Da sie ihr Schiff nach England verpassen, quartieren sie sich in
einem mondänen Hotel am menschenleeren Strand von Ostende in
Belgien ein. Valerie hält ihren Gatten für einen vermögenden
britischen Adeligen, in Wirklichkeit ist er allerdings ein Hochstapler
mit sadistischen Neigungen, nur weiß sie das noch nicht.
Während
aus einem Nachbarort beunruhigende Meldungen über rätselhafte
Mädchenmorde die Runde machen, erscheinen in Valeries und Stefans
Hotel, das derzeit, es ist außerhalb der Strandsaison, ansonsten
völlig unbewohnt ist, die aparte Gräfin Bathory und ihre
Begleiterin, die devote Ilona.
Portier
Pierre ist sich sicher, die Gräfin bereits 40 Jahre zuvor im
Hotel gesehen zu haben, als er noch ein junger Lehrling war, doch
seltsamerweise scheint sie um keinen Tag gealtert zu sein.
Der
geneigte Freund der Vampireworld ahnt sogleich was hier los ist:
natürlich ist Gnädigste eine untote Blutsaugerin. Direkt
wirft sie ein Auge auf unser allerliebstes Paar, besonders die fesche
Valerie hat es ihr angetan.
Als
beim Abendessen in zwanglosestem Plauderton die Untaten der "Blutgräfin"

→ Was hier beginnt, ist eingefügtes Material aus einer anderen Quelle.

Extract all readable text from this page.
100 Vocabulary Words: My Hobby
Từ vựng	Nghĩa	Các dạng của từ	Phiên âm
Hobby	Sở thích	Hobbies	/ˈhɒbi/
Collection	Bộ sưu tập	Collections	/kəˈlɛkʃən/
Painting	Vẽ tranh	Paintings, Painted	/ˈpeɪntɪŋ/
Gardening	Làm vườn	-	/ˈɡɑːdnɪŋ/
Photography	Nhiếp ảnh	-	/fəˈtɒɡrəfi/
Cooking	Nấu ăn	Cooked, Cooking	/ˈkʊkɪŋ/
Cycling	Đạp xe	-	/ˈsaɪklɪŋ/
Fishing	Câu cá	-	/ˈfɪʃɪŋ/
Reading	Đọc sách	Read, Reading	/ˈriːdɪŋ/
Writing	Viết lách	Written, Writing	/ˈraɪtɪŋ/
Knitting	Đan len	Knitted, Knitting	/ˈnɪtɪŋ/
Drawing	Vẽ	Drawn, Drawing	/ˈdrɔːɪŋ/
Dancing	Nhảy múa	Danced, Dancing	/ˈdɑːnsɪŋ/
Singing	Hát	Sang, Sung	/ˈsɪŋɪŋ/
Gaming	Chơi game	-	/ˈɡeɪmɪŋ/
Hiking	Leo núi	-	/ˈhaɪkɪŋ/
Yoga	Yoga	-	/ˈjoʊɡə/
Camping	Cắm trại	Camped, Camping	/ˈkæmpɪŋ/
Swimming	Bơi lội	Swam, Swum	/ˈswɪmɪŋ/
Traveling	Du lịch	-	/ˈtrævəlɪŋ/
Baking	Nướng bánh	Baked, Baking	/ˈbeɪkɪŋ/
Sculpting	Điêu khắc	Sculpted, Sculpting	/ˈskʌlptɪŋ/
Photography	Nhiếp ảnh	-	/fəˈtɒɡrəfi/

Bathory, einer "Vorfahrin" jener Gräfin Elisabeth,
diskutiert werden, sucht Valerie angewidert das Weite. Langsam erkennt
sie das wahre Gesicht ihres Mannes, den das Gespräch offensichtlich
sehr erregt, und zwar so sehr, dass er wieder auf ihrem Zimmer angekommen
seine junge Frau brutal verprügelt. Während anschließend
der miese Kraftmeier selig schlummert, beschließt Valerie
ihn zu verlassen, doch Gräfin Bathory hält sie dank ihrer
hypnotischen Fähigkeiten davon ab. Während die Bathory
mit Valerie durch die Nacht streift, hüpft Ilona zu Stefan
ins Bett. Als er sie nach getaner Arbeit unter die Dusche zerren
will, ereignet sich ein Unglück. Ilona verletzt sich tödlich
an einem Rasiermesser. Elisabeth und Valerie erscheinen. Um die
Leiche verschwinden zu lassen soll Stefan sie am Strand vergraben,
so rät die holde Gräfin. Sie hat sich inzwischen mit lesbischem
Vergnügen an Valerie herangemacht und auch sie in den vampirischen
Bann gezogen.
Als
es später, wieder zurück im Hotelzimmer, zu einer Auseinandersetzung
kommt weil Valerie Stefan offenbart, ihn für ihre neue Liebe
Elisabeth für immer verlassen zu wollen, verletzt sich Stefan
an beiden Handgelenken an einer zerbrochenen Kristallschale. Sofort
fallen die beiden Damen gierig über ihn her und saugen ihn
aus, Stefan stirbt.
Schließlich
verlassen die beiden Vampirinnen fluchtartig Ostende und brausen
in Elisabeths Sportwagen dem Sonnenaufgang entgegen, der den meisten
Nosferaten ja eher nicht so gut bekommt. Der Wagen verunglückt,
die Gräfin wird aus dem Auto geschleudert und an einem Baumast
aufgespießt, doch ihr vampirisches Erbe geht an Valerie weiter
und aus dem Off höhren wir die Stimme der Gräfin sagen,
sie sei schon unzählige Male neu erstanden...
Obwohl
der Film speziell in Europa von der Kritik (nicht zu Unrecht) verrissen
wurde, von einem "von Unglaubwürdigkeiten strotzenden
Schundfilm" war beispielsweise im Fachorgan "Filmdienst"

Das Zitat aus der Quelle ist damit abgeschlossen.